The chapel of King’s College has fared better. Like a modest northern wild-flower, its beauties are hidden from the common gaze of the peering tourist, but to the adepts who examine them they are of no ordinary character. From the difficulty of working the indigenous granite, and the cost of importing freestone, the Gothic builders of this district seem to have been frugal in their stone decorations, so that the glory of King’s College consists in its interior wood-work of carved oak, worked in architectural forms, like fairy masonry. We question if there is anywhere a collection of specimens of Gothic fretwork more varied and delicate.
It is difficult to conceive anything more depictive of high and daring educational aspirations than the planting of this beautiful edifice in so distant a spot, as the place of worship of those students who were to flock to it from the wild hills and dreary moors of the north. Its founder was Bishop Elphinston, an ardent scholar, a traveller, and a frequenter of the Continental universities, who might rather have been expected, had he followed the dictates of his refined tastes instead of his conscientious convictions, and his zeal for the spread of learning, to have spent his days among the Continental scholars, than to have carried their learning across the Grampians.

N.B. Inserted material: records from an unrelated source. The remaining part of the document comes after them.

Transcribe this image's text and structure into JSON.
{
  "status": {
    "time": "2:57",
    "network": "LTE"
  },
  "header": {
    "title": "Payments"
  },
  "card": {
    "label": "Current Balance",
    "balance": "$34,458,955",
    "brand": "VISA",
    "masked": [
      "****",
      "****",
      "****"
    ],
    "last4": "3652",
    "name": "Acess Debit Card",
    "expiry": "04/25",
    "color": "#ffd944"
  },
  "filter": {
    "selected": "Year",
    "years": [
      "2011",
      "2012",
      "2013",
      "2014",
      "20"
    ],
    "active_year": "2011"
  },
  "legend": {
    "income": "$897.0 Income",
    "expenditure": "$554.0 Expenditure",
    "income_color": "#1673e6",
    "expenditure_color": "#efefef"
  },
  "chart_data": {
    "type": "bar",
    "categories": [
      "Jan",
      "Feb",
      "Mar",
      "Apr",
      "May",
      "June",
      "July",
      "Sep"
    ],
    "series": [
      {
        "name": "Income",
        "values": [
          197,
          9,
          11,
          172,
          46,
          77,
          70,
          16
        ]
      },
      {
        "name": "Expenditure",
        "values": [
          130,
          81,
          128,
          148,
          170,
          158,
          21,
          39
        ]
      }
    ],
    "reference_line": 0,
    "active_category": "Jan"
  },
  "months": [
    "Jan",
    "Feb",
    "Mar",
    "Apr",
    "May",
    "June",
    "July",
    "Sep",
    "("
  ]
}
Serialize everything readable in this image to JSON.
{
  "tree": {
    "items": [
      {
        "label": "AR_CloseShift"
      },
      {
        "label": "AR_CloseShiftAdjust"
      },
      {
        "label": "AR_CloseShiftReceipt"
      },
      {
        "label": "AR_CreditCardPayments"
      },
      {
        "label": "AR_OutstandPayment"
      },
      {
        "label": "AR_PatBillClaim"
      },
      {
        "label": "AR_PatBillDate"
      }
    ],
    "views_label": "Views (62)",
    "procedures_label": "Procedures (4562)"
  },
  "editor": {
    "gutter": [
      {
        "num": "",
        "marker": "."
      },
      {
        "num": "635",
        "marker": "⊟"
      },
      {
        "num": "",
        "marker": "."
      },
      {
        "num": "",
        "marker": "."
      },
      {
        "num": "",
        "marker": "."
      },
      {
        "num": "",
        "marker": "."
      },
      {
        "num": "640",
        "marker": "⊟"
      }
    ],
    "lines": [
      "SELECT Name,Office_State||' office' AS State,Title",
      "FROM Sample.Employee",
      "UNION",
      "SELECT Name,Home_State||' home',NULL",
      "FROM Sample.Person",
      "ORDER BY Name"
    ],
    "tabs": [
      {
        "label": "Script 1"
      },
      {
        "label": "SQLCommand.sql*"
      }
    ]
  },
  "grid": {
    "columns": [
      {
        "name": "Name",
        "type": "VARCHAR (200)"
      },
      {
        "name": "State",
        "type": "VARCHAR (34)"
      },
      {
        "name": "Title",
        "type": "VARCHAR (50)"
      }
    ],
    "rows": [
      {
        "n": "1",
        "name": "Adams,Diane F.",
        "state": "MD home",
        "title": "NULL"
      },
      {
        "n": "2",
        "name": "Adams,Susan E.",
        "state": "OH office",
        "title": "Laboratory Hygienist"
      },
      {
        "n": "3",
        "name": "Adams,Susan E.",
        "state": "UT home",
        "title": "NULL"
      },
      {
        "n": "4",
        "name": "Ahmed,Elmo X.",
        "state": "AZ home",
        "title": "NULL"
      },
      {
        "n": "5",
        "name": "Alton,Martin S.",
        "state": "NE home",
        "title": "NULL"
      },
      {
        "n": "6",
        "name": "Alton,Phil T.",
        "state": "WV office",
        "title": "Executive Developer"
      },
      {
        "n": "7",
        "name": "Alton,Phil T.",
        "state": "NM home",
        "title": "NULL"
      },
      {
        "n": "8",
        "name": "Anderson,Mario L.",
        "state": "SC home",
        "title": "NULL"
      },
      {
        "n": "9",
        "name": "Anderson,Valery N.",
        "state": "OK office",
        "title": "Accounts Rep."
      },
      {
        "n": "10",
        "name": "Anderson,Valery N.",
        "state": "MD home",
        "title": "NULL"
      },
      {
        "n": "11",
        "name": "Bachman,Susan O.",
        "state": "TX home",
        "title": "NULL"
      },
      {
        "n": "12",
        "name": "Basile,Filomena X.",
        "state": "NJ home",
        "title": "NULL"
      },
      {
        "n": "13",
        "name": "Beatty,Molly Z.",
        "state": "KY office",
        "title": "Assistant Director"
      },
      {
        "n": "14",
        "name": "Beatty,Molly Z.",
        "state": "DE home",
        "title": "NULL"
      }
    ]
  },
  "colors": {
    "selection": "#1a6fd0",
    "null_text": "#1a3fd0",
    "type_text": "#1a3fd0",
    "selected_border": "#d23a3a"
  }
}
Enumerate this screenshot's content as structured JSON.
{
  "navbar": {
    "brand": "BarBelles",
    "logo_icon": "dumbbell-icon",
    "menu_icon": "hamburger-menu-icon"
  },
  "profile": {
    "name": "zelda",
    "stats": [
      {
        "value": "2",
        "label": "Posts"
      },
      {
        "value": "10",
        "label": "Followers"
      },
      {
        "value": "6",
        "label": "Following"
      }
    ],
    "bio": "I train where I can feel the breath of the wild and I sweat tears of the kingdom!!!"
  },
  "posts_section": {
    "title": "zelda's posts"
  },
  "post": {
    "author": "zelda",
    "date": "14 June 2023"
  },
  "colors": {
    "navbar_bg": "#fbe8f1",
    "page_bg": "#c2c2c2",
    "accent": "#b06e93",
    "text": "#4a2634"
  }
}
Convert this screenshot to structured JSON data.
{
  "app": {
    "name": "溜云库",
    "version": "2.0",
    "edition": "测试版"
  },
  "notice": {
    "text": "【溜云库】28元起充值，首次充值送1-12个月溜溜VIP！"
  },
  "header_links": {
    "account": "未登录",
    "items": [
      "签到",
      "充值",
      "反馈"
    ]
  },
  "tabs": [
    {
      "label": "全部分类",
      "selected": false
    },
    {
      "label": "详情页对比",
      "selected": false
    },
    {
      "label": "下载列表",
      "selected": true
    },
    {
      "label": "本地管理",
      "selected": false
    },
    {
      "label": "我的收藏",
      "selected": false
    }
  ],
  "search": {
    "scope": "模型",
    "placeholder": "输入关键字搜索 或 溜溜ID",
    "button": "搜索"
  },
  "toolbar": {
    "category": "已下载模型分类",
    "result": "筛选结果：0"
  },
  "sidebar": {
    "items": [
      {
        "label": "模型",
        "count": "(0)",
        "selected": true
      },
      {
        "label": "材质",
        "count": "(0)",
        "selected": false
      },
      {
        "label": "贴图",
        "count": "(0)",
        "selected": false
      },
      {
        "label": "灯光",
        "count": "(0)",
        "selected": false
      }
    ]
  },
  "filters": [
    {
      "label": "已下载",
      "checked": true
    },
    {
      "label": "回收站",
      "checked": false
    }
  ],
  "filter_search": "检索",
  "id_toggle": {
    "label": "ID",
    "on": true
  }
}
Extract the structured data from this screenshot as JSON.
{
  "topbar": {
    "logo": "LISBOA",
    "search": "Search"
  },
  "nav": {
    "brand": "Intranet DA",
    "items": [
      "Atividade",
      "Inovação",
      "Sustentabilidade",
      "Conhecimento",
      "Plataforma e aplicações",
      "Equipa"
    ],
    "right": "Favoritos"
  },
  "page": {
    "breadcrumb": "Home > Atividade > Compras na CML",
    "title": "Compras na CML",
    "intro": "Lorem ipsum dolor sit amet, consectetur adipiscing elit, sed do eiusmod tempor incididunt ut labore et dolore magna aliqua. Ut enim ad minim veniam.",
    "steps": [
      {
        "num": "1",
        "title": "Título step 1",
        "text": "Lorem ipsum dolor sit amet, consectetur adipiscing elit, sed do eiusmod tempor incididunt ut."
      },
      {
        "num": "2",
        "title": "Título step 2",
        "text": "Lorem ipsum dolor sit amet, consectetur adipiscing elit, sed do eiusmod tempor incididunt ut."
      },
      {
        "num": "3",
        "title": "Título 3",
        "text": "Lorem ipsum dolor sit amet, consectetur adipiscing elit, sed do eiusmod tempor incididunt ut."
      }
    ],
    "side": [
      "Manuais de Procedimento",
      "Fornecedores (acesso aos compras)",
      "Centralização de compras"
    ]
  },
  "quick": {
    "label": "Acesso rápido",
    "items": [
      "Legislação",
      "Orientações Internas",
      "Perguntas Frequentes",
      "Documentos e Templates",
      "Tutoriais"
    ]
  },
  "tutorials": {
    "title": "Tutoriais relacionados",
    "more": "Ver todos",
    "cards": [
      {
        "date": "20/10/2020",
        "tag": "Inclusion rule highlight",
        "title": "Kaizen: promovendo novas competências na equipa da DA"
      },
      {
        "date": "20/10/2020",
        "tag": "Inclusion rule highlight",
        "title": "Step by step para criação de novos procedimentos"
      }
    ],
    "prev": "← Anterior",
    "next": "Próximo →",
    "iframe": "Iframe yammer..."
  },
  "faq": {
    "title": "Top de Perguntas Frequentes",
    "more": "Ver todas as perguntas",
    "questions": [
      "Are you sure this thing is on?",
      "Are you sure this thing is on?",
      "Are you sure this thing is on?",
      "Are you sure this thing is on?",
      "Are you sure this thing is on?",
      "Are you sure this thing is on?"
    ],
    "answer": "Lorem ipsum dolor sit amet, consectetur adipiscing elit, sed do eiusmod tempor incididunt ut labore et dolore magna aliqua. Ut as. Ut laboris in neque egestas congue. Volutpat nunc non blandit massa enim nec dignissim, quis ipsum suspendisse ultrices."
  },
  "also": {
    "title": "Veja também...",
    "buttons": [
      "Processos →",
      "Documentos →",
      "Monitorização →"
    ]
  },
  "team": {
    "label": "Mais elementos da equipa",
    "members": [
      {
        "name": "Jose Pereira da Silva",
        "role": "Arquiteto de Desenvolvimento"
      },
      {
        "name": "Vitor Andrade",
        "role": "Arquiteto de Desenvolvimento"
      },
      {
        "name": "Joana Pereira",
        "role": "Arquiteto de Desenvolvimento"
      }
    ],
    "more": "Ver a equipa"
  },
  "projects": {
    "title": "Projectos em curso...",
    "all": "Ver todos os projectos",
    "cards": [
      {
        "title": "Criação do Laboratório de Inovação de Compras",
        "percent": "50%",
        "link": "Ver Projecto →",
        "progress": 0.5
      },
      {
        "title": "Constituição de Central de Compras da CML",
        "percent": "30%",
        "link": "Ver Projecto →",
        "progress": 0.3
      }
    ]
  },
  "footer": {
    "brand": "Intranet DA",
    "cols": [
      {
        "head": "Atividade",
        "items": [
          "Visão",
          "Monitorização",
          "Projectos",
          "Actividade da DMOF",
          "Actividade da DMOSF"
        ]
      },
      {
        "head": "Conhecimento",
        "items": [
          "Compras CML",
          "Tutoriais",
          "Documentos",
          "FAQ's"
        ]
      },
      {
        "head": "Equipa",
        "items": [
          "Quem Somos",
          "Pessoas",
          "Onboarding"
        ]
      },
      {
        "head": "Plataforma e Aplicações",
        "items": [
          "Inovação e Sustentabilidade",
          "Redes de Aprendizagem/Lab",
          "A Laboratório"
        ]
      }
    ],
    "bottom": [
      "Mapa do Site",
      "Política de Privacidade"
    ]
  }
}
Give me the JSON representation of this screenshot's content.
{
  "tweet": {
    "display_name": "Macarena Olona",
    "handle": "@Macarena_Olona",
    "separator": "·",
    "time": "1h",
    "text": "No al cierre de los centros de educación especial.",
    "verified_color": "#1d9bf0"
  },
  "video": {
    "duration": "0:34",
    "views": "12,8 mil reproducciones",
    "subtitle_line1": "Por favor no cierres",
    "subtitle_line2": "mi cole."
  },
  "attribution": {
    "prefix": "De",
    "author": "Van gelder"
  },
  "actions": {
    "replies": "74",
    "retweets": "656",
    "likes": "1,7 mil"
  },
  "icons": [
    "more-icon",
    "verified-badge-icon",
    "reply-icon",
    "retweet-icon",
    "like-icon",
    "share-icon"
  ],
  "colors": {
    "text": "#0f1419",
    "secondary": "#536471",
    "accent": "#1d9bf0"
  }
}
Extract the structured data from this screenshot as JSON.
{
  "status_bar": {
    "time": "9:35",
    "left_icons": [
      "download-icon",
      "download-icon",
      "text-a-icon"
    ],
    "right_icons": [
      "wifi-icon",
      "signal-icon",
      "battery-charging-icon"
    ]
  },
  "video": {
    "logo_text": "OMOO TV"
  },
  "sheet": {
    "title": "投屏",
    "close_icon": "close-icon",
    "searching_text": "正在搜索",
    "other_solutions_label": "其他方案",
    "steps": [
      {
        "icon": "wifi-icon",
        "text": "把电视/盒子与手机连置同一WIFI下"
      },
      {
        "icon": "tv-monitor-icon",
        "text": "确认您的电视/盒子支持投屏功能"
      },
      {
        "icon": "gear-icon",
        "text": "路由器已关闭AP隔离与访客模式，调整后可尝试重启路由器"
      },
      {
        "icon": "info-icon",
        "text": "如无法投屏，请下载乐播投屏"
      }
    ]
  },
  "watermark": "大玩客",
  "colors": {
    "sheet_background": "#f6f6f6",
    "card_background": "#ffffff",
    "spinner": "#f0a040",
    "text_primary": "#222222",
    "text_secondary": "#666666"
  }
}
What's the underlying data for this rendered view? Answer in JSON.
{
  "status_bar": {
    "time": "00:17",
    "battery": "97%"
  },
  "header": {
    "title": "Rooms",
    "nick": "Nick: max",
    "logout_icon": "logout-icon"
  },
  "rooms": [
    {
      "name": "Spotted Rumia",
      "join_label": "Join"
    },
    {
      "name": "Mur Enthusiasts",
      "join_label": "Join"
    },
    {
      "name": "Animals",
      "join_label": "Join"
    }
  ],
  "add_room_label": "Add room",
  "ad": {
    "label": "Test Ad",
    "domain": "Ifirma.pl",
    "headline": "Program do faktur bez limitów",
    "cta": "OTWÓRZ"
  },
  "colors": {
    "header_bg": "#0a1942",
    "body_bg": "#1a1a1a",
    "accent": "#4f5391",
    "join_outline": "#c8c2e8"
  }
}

The character of the foundation may be derived from the following abstract of the Bull of erection of 1495, prefixed to the Spalding edition of the Fasti Aberdonienses.
“Bull of Pope Alexander VI., issued on the petition of James IV., King of Scots, which sets forth that the north parts of his kingdom were inhabited by a rude, illiterate, and savage people, and therefore erecting in the City of Old Aberdeen a ‘Studium Generale’ and University, as well for theology, canon and civil law, medicine, and the liberal arts, as for any other lawful faculty, to be there studied and taught by ecclesiastical and lay Masters and Doctors, in the same manner as in the ‘Studia Generalia’ of Paris and Bologna, and for conferring on deserving persons the degrees of Bachelor, Licentiate, Doctor, Master, and all other degrees and honourable distinctions; conferring on William, Bishop of Aberdeen, and his successors, the office of Chancellor, empowering them, or, during the vacancy of the See, the Vicar deputed by the Chapter, to confer these degrees in all the faculties on such well-behaved scholars as shall, after due examination, be deemed fit by the Rector, Regents, Masters, or Doctors of the faculty in which the degree is sought; granting to such graduates full power of teaching in this or any other studium, without any other examination; giving power to the Chancellor or his Vicar, the Rector for the time, and the resident Doctors, with the assistance of a competent number of Licentiates in each faculty, and of circumspect scholars of the said studium, and of two of the King’s Councillors at the least, to make statutes for the good government thereof; and conferring on the students and graduates thereof all the privileges and immunities of any other University. 10 February, 1494–5.”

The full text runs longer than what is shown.